James Webb Uzay Teleskobu (JWST), uzak bir güneş sistemindeki bir gezegenin ilk doğrudan görüntüsünü yakalamayı başardı ve bu gezegen, daha önce doğrudan görüntülenen diğer ötegezegenlere kıyasla oldukça hafif.
TWA 7b adı verilen bu yeni gezegen, Satürn boyutlarında bir gaz devi. Yaklaşık 6 milyon yaşında genç bir yıldızın yörüngesinde dönen TWA 7b, oluşumundan kalan ısı nedeniyle hala kıpkırmızı parlıyor.
Bu keşif, teorik olarak var olduğu düşünülen ancak bugüne kadar doğrudan gözlemlenemeyen "çoban" gezegenlerin ilk örneğini sunuyor. Çoban gezegenlerin, gezegen oluşum diskleri veya halkaları içindeki boşlukları temizleyerek bu bölgelerin oluşmasına yardımcı olduğuna inanılıyordu.
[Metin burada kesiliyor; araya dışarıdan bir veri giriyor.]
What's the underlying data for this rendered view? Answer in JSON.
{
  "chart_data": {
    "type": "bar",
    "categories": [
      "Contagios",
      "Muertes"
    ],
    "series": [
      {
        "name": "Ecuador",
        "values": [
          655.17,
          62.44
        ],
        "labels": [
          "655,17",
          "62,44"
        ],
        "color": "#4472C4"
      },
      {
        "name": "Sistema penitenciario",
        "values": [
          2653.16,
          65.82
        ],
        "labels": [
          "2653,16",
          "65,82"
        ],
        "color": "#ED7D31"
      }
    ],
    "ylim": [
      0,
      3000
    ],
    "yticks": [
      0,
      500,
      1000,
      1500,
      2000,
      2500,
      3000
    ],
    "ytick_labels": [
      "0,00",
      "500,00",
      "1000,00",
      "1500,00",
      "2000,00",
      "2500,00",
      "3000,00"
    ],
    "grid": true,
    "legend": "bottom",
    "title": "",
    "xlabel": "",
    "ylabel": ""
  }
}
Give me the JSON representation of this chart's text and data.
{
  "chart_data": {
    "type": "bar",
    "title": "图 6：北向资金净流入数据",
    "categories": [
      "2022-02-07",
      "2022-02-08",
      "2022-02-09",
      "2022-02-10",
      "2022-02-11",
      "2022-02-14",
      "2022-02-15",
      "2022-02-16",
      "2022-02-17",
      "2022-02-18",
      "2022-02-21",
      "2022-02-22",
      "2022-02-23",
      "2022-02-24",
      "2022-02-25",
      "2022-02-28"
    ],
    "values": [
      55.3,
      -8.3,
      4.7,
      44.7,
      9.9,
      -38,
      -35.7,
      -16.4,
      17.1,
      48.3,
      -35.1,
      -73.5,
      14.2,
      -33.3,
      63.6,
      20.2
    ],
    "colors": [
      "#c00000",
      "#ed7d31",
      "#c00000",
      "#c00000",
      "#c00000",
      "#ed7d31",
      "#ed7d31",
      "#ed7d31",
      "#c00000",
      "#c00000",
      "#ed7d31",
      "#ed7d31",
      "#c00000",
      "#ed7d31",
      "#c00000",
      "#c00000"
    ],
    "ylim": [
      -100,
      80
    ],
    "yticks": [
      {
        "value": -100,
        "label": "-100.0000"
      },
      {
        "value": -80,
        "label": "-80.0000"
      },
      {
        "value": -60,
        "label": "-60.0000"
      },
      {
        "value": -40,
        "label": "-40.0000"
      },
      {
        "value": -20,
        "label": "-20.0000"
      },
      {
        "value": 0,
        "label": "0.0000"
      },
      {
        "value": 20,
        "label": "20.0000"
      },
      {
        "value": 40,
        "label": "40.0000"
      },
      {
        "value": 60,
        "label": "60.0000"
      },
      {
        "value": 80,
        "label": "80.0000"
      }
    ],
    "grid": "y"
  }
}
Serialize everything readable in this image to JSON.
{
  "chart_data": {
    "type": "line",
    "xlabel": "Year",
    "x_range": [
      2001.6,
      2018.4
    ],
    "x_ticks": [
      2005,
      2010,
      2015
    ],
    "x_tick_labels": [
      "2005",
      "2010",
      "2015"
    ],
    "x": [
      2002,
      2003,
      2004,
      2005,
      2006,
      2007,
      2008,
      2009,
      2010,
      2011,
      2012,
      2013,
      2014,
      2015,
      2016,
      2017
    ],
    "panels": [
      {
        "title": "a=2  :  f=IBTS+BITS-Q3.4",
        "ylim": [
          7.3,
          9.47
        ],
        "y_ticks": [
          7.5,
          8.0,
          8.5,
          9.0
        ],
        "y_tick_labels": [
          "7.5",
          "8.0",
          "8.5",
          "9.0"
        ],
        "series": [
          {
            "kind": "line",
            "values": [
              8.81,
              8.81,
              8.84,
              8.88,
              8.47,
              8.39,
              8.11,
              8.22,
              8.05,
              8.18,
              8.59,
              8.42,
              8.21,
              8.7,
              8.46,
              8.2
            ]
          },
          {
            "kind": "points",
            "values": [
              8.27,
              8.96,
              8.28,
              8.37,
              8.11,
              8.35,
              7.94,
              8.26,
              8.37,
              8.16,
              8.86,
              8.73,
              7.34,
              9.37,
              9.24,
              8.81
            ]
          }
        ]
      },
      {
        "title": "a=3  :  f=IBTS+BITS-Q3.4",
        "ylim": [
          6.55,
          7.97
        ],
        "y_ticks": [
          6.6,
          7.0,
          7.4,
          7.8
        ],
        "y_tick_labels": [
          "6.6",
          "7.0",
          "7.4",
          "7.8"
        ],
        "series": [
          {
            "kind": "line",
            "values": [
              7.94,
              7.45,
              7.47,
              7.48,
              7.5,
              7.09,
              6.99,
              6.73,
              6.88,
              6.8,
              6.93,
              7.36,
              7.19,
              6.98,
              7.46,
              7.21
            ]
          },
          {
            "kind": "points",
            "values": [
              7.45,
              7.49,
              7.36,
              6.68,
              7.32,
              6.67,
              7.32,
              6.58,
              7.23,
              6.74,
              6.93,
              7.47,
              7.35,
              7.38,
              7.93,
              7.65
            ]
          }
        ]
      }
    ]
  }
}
Araştırmacılar bu önemli bulgularını bilim dünyasıyla paylaştı.
Bilim insanları, bu keşfin gezegenlerin oluşum disklerinde gerçekten de boşluklar oluşturabildiğini ve ötegezegen sistemlerinde benzer yapıların var olabileceğini kanıtladığını belirtiyor. TWA 7b'nin, daha önce doğrudan görüntülenen en hafif gezegenden on kat daha hafif olması, JWST'nin termal alandaki olağanüstü hassasiyeti sayesinde mümkün oldu.
Gökbilimciler, kendi Güneş Sistemimiz dahil olmak üzere gezegen sistemlerinin nasıl oluştuğunu anlamak için ötegezegenleri inceliyor. Binlerce ötegezegen, dolaylı yöntemlerle (yıldızlarının ışığını engellemeleri veya kütle çekimsel etkileriyle yıldızlarında yarattıkları küçük yalpalamalar gibi) tespit edilmiş olsa da, bir ötegezegenin doğrudan ışığını yakalamak çok zordur çünkü yıldızın parlaklığı genellikle onu görünmez kılar.
JWST, bu parlamanın üstesinden gelmek için Orta Kızılötesi Cihazı (MIRI) ile birlikte bir koronagraf kullanıyor. Bu özel araç, yıldızın ışığını bloke ederek etrafında dönen daha soluk nesnelerin görülmesini kolaylaştırıyor. Bu tür doğrudan gözlemleri daha verimli hale getirmek için gökbilimciler, diski teleskopa doğru dönük (pole-on) olan ve henüz oluşum aşamasında olan genç yıldız sistemlerini seçiyorlar. Böylece, oluşum sıcaklığıyla parlayan gezegen adaylarını veya genç gezegenleri daha net görebiliyorlar.
TWA 7b'yi barındıran TWA 7 sistemi, Dünya'dan yaklaşık 110 ışık yılı uzaklıkta yer alıyor. Bu sistem, üç eşmerkezli kaya ve toz halkası içeriyor. Bu halkalardan biri dar ve iki geniş boş alanla çevrili durumda. Bilim insanları, bu dar halkanın tam merkezinde, kızılötesi radyasyon yayan bir kaynak keşfetti.
Yapılan detaylı simülasyonlar, bu radyasyon kaynağının Jüpiter boyutunun yaklaşık %30'u kadar olan ve yıldızının etrafında Dünya'nın Güneş'e olan uzaklığının 52 katı mesafede dönen bir gezegen olduğunu doğruladı. Gezegenin, daha önce gözlemlenen disk boşluklarının merkezinde bulunması, onun çoban gezegen teorisini destekliyor. Her ne kadar yıldız disklerindeki boşluklar daha önce görülmüş olsa da, bu boşlukları oluşturan çoban gezegenin ilk kez bu kadar net bir şekilde tespiti yapılmış oldu.
Araştırma ekibi, yeni sistemi ve benzerlerini daha derinlemesine incelemeye devam edeceklerini belirtti. Gelecekteki çalışmalar arasında TWA 7b'nin atmosferini incelemek, doğrudan görüntüleme yoluyla başka hafif ve soğuk genç gezegenler aramak ve hatta soğuk, daha yaşlı dev gezegenleri tespit etmeye çalışmak yer alıyor.